Private equity slowly finds its place in local firms
By Winsley Masese | February 10th 2015
Private equity funds are slowly gaining acceptance in Kenya as enterprises opt for more attractive and flexible options.
A report by consulting firm Deloitte put Kenya ahead of its East African peers in attracting private equity firms. The company found Kenya attracted 12 of 26 deals recorded in Uganda, Rwanda, Tanzania and Ethiopia between December 2013 and February last year, raking in Sh9.6 billion.
According to the East Africa Private Equity Confidence Survey, a majority of the deals focused on agribusiness, healthcare and the financial sector and targeted small and medium enterprises (SMEs).
And just last week, fund manager Phatisa, through its African Agriculture Fund (AAF), announced an investment in Kenyan firm General Plastics, though the value of the deal was not disclosed. General Plastics, founded in 1977, manufactures packaging products for the food, beverage and agro-chemical sector in Eastern Africa, and said it plans to use Phatisa’s funds for regional expansion.
In January, solar light distributors M-Kopa also announced it has raised Sh113 million ($12.4 million) in debt and equity in its fourth funding round.

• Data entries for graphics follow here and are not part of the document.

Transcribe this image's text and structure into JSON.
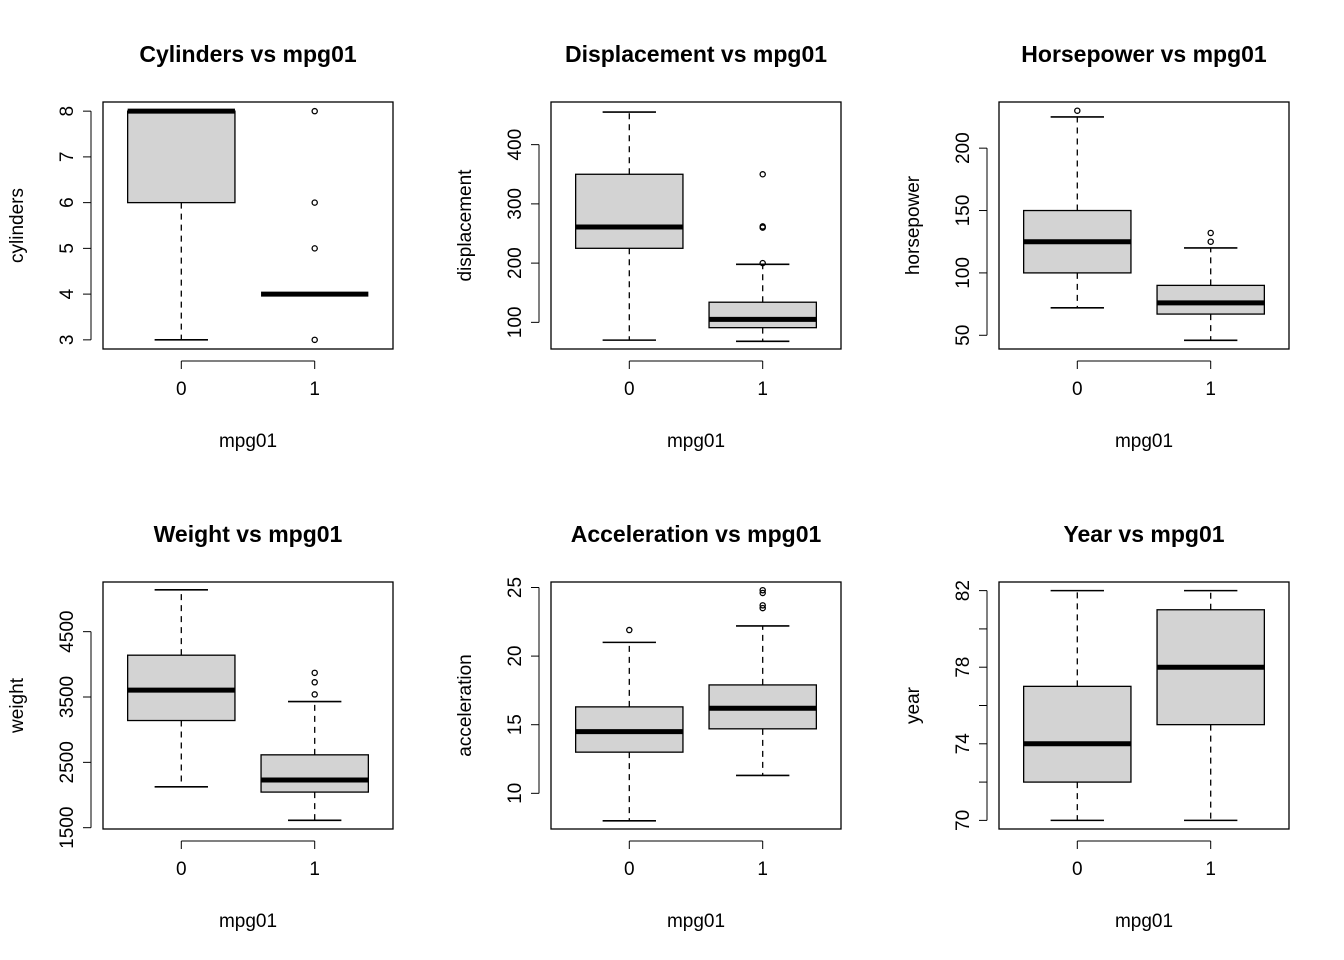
{
  "chart_data": [
    {
      "type": "boxplot",
      "title": "Cylinders vs mpg01",
      "xlabel": "mpg01",
      "ylabel": "cylinders",
      "categories": [
        "0",
        "1"
      ],
      "ylim": [
        2.8,
        8.2
      ],
      "yticks": [
        3,
        4,
        5,
        6,
        7,
        8
      ],
      "boxes": [
        {
          "category": "0",
          "min": 3,
          "q1": 6,
          "median": 8,
          "q3": 8,
          "max": 8,
          "outliers": []
        },
        {
          "category": "1",
          "min": 4,
          "q1": 4,
          "median": 4,
          "q3": 4,
          "max": 4,
          "outliers": [
            3,
            5,
            6,
            8
          ]
        }
      ]
    },
    {
      "type": "boxplot",
      "title": "Displacement vs mpg01",
      "xlabel": "mpg01",
      "ylabel": "displacement",
      "categories": [
        "0",
        "1"
      ],
      "ylim": [
        55,
        472
      ],
      "yticks": [
        100,
        200,
        300,
        400
      ],
      "boxes": [
        {
          "category": "0",
          "min": 70,
          "q1": 225,
          "median": 261,
          "q3": 350,
          "max": 455,
          "outliers": []
        },
        {
          "category": "1",
          "min": 68,
          "q1": 91,
          "median": 105,
          "q3": 134,
          "max": 198,
          "outliers": [
            200,
            260,
            262,
            350
          ]
        }
      ]
    },
    {
      "type": "boxplot",
      "title": "Horsepower vs mpg01",
      "xlabel": "mpg01",
      "ylabel": "horsepower",
      "categories": [
        "0",
        "1"
      ],
      "ylim": [
        39,
        237
      ],
      "yticks": [
        50,
        100,
        150,
        200
      ],
      "boxes": [
        {
          "category": "0",
          "min": 72,
          "q1": 100,
          "median": 125,
          "q3": 150,
          "max": 225,
          "outliers": [
            230
          ]
        },
        {
          "category": "1",
          "min": 46,
          "q1": 67,
          "median": 76,
          "q3": 90,
          "max": 120,
          "outliers": [
            125,
            132
          ]
        }
      ]
    },
    {
      "type": "boxplot",
      "title": "Weight vs mpg01",
      "xlabel": "mpg01",
      "ylabel": "weight",
      "categories": [
        "0",
        "1"
      ],
      "ylim": [
        1480,
        5260
      ],
      "yticks": [
        1500,
        2500,
        3500,
        4500
      ],
      "boxes": [
        {
          "category": "0",
          "min": 2125,
          "q1": 3140,
          "median": 3605,
          "q3": 4140,
          "max": 5140,
          "outliers": []
        },
        {
          "category": "1",
          "min": 1613,
          "q1": 2045,
          "median": 2230,
          "q3": 2615,
          "max": 3430,
          "outliers": [
            3540,
            3725,
            3870
          ]
        }
      ]
    },
    {
      "type": "boxplot",
      "title": "Acceleration vs mpg01",
      "xlabel": "mpg01",
      "ylabel": "acceleration",
      "categories": [
        "0",
        "1"
      ],
      "ylim": [
        7.4,
        25.4
      ],
      "yticks": [
        10,
        15,
        20,
        25
      ],
      "boxes": [
        {
          "category": "0",
          "min": 8.0,
          "q1": 13.0,
          "median": 14.5,
          "q3": 16.3,
          "max": 21.0,
          "outliers": [
            21.9
          ]
        },
        {
          "category": "1",
          "min": 11.3,
          "q1": 14.7,
          "median": 16.2,
          "q3": 17.9,
          "max": 22.2,
          "outliers": [
            23.5,
            23.7,
            24.6,
            24.8
          ]
        }
      ]
    },
    {
      "type": "boxplot",
      "title": "Year vs mpg01",
      "xlabel": "mpg01",
      "ylabel": "year",
      "categories": [
        "0",
        "1"
      ],
      "ylim": [
        69.55,
        82.45
      ],
      "yticks": [
        70,
        74,
        78,
        82
      ],
      "minor_yticks": [
        72,
        76,
        80
      ],
      "boxes": [
        {
          "category": "0",
          "min": 70,
          "q1": 72,
          "median": 74,
          "q3": 77,
          "max": 82,
          "outliers": []
        },
        {
          "category": "1",
          "min": 70,
          "q1": 75,
          "median": 78,
          "q3": 81,
          "max": 82,
          "outliers": []
        }
      ]
    }
  ],
  "style": {
    "box_fill": "#d3d3d3",
    "stroke": "#000000",
    "background": "#ffffff"
  }
}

Among the investors was LGT Venture Philanthropy, which first invested in M-Kopa in 2011. Lundin Foundation and Treehouse Investments also participated as repeat investors, and were joined by new investors Blue Haven Initiative.
Launched about two-and-a-half years ago, M-Kopa has installed more than 150,000 residential solar systems in Kenya, Uganda and Tanzania, and now connects 500 new households every day.
The firm seeks to increase the number of homes in the three countries with access to clean, reliable and safe energy.
Solar technology faces two main challenges: the upfront cost is higher than typically used alternatives, like charcoal or kerosene; and any product needs a large distribution network.
M-Kopa has managed to achieve scale with a network of more than 1,000 sales representatives and offers a mobile money financing service.
In late 2014, Amethis Finance announced the acquisition of a 30 per cent stake in Ramco Plexus, a Kenyan group of nine companies that provides services in print, packaging, hardware, office supplies and ICT consulting in East Africa.
The family-owned company, now a conglomerate of 34 subsidiaries across the manufacturing, trade and services sectors, said the new investment would be used to support regional expansion, among other strategies.
The Deloitte report, however, noted there would be a lot more growth if human capital deficiencies, a lack of sophistication among portfolio companies and a lack of quality deal flows are addressed.
And with family-owned businesses forming the majority of Kenya’s enterprises, it has proved difficult to attract more private equity over owners’ trust issues and reluctance to cede control. Other reports have also noted issues of poor governance in such businesses, slowing the uptake of private investment.
However, East Africa is an investment destination that cannot be ignored given its rapidly growing middle class and infrastructure investments. It is, therefore, expected to draw more private equity in the near future.